The extended-release capsule formulation of carbidopa-levodopa is intended for the symptomatic treatment of adults with idiopathic Parkinson’s, but GSK has clearly tired of waiting.
IPX066, known as Rytary in the US, is not approved anywhere in the world and GSK’s right to develop and commercialise it outside the US and Taiwan will transfer back to Impax at the end of July this year.
It is another disappointment for Impax, which in March was hit by the news that a second FDA inspection of its troubled manufacturing facility in Hayward, California, still uncovered compliance issues.
The problems there have been a factor in delaying FDA approval of Rytary, which is the company’s lead branded candidate and therefore an important growth prospect.
Impax has tried to sidestep the issue by removing the plant as a secondary production unit in its New Drug Application for Rytary, and has said it still hopes to launch the drug in 2014.

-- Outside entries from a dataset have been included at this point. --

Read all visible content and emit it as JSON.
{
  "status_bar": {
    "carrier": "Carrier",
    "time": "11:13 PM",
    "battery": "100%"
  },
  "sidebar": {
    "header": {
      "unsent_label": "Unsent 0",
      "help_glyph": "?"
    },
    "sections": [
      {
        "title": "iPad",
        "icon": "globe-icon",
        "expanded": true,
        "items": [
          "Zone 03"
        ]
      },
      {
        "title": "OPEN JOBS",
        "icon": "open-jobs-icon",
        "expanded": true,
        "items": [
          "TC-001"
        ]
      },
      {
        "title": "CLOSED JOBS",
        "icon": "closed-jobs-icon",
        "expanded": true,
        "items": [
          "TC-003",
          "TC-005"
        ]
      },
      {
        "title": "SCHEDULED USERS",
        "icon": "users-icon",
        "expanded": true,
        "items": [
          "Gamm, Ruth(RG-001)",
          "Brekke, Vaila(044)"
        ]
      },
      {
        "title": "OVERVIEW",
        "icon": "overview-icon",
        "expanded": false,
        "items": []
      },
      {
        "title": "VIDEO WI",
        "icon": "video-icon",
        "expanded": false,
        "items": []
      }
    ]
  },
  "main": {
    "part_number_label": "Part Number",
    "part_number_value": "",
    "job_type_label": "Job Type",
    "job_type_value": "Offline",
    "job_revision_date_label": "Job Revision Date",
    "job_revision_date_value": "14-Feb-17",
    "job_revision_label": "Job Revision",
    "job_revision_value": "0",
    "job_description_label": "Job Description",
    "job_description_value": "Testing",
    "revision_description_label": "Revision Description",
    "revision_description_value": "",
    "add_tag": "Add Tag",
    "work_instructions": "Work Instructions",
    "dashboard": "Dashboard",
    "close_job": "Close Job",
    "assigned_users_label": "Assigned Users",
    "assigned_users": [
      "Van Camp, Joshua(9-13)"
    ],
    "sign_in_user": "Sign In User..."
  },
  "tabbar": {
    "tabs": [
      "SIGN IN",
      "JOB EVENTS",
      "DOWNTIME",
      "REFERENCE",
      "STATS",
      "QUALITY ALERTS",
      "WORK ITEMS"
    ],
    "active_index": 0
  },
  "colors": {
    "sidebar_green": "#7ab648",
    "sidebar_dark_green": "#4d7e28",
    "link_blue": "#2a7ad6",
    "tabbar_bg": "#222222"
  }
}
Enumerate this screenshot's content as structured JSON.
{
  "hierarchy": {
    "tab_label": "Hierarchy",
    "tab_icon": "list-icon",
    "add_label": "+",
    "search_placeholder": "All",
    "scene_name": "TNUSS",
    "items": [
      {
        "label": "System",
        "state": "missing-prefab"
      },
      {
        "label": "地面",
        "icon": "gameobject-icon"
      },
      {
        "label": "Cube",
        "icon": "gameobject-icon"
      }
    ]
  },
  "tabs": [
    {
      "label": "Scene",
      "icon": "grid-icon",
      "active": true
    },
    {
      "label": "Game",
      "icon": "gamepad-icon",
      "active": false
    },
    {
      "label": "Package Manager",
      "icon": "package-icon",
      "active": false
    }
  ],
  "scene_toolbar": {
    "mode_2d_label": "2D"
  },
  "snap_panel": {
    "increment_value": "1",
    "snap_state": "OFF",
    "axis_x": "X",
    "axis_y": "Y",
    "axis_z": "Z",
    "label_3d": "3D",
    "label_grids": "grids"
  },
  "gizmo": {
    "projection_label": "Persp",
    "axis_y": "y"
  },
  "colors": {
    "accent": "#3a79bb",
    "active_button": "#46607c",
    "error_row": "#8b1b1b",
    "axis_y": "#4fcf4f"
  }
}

“While we had made progress in our remediation efforts, we still had more work to do, as evidenced by the receipt of a new Form 483, following the FDA’s re-inspection,” explained Impax chief executive Larry Hsu.
It is not known how GSK’s decision may affect the timeline, but Impax certainly wants to find someone else to help with efforts to get the drug on the market.
The California-based firm, formed in 1999, says it: “Intends to initiate activities to find a partner or partners for markets outside the US looking to grow their non-US neurology franchise”.
IPX066 has been evaluated in two Phase III studies (ADVANCE-PD and ASCEND-PD Part 1) in patients with advanced Parkinson’s, with results suggesting that it improves control of the disease’s motor symptoms.
The extended-release formulation is also designed to make it more convenient for patients, enabling a reduced dosing frequency.